Formerly known as the National Intelligence and Security Service, the agency was for decades a tool used by al-Bashir’s government to clamp down on dissent. After the coup, the military reinstated the agency’s powers, which include detaining people without informing their families. They are known to keep many of their detainees in secret prisons called “Ghost Houses.”
Gibreel Hassabu, a lawyer with the Darfur Bar Association, a legal group that focuses on human rights, said the exact number of those detained across the county is still unknown — a situation reminiscent of al-Bashir’s rule.
Hassabu says he knows of over 200 activists and protest leaders detained in the Sudanese capital alone. Many activists were taken from their homes or snatched from the streets, according to documents he provided to The Associated Press.
At least 46 activists are held in Khartoum’s Souba Prison, the documents show. Some female activists — including Amira Osman — are sent to the women’s prison in Omdurman.
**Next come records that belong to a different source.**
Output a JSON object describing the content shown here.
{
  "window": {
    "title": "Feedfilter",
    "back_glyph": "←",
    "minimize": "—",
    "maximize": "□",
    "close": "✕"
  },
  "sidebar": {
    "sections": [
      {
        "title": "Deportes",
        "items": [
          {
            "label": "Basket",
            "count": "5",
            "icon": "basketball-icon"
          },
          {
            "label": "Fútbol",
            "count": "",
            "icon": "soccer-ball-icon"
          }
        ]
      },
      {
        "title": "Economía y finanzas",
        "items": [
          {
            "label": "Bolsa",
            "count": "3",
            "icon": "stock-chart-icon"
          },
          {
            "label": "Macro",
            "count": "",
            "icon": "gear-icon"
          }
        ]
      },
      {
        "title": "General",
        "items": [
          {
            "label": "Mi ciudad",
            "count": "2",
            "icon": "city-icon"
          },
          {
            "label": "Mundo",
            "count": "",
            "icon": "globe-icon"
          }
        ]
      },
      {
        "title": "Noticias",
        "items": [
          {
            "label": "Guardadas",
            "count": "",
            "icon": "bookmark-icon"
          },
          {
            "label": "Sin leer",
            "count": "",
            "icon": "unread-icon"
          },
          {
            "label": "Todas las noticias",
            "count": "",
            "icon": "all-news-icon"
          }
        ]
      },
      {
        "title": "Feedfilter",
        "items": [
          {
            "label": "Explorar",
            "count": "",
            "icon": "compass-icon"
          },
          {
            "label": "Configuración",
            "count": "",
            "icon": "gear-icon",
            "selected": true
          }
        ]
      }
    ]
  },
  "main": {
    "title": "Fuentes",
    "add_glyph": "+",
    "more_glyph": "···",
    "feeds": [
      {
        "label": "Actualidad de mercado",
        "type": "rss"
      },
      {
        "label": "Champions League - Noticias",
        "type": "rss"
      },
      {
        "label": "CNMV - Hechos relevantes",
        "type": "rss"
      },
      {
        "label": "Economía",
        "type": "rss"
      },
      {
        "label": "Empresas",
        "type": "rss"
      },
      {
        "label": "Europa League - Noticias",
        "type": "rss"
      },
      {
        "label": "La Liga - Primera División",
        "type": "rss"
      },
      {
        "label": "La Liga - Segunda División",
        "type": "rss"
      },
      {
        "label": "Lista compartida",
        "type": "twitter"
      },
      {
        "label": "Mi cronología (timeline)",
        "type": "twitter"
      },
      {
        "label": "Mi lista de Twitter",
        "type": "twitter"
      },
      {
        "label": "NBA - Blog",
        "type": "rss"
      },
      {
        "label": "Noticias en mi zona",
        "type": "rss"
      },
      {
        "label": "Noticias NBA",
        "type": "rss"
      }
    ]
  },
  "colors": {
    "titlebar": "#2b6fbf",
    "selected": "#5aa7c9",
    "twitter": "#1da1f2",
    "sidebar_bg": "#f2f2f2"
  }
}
The wave of arrests has expanded following the killing of a senior police officer during a Jan. 13 protest close to the presidential palace in Khartoum. The officer was stabbed to death, according to local media. Security forces raided a Khartoum hospital and arrested six, including an injured protester and women who were visiting him, accusing them of being responsible for the killing.
And on Jan. 29, paramilitary troops from the Rapid Support Forces, another security body with a reputation for brutality, grabbed Mohamed Abdel-Rahman Naqdalla, an activist and physician, from a Khartoum street, his family said.
A spokesman for the RSF did not answer requests for comment. The force is largely comprised of former militiamen and has been implicated in atrocities under al-Bashir in the the western region of Darfur. It is headed by the country’s second most powerful general, Mohammed Hamdan Dagalo, and runs its own detention centers in Khartoum and elsewhere in the country.
This week, authorities rearrested Khalid Omar, a minister in the ousted transitional government. Omar had been detained in the Oct. 25 coup and was released a month later as part of a deal between the military and civilian leaders. His party, the opposition Sudanese Congress Party, said he was taken Wednesday at the party’s headquarters.
Also arrested Wednesday was Wagdi Saleh, a member of a government-run agency tasked with dismantling the legacy of al-Bashir’s regime, according to the pro-democracy Forces of Freedom and Change alliance.
The trend has frustrated diplomats working to bring the military and civilian leaders to some sort of an agreement.
“Arbitrary arrests and detention of political figures, civil society activists and journalists undermine efforts to resolve Sudan’s political crisis,” said Lucy Tamlyn, U.S. chargé d’affaires in Sudan.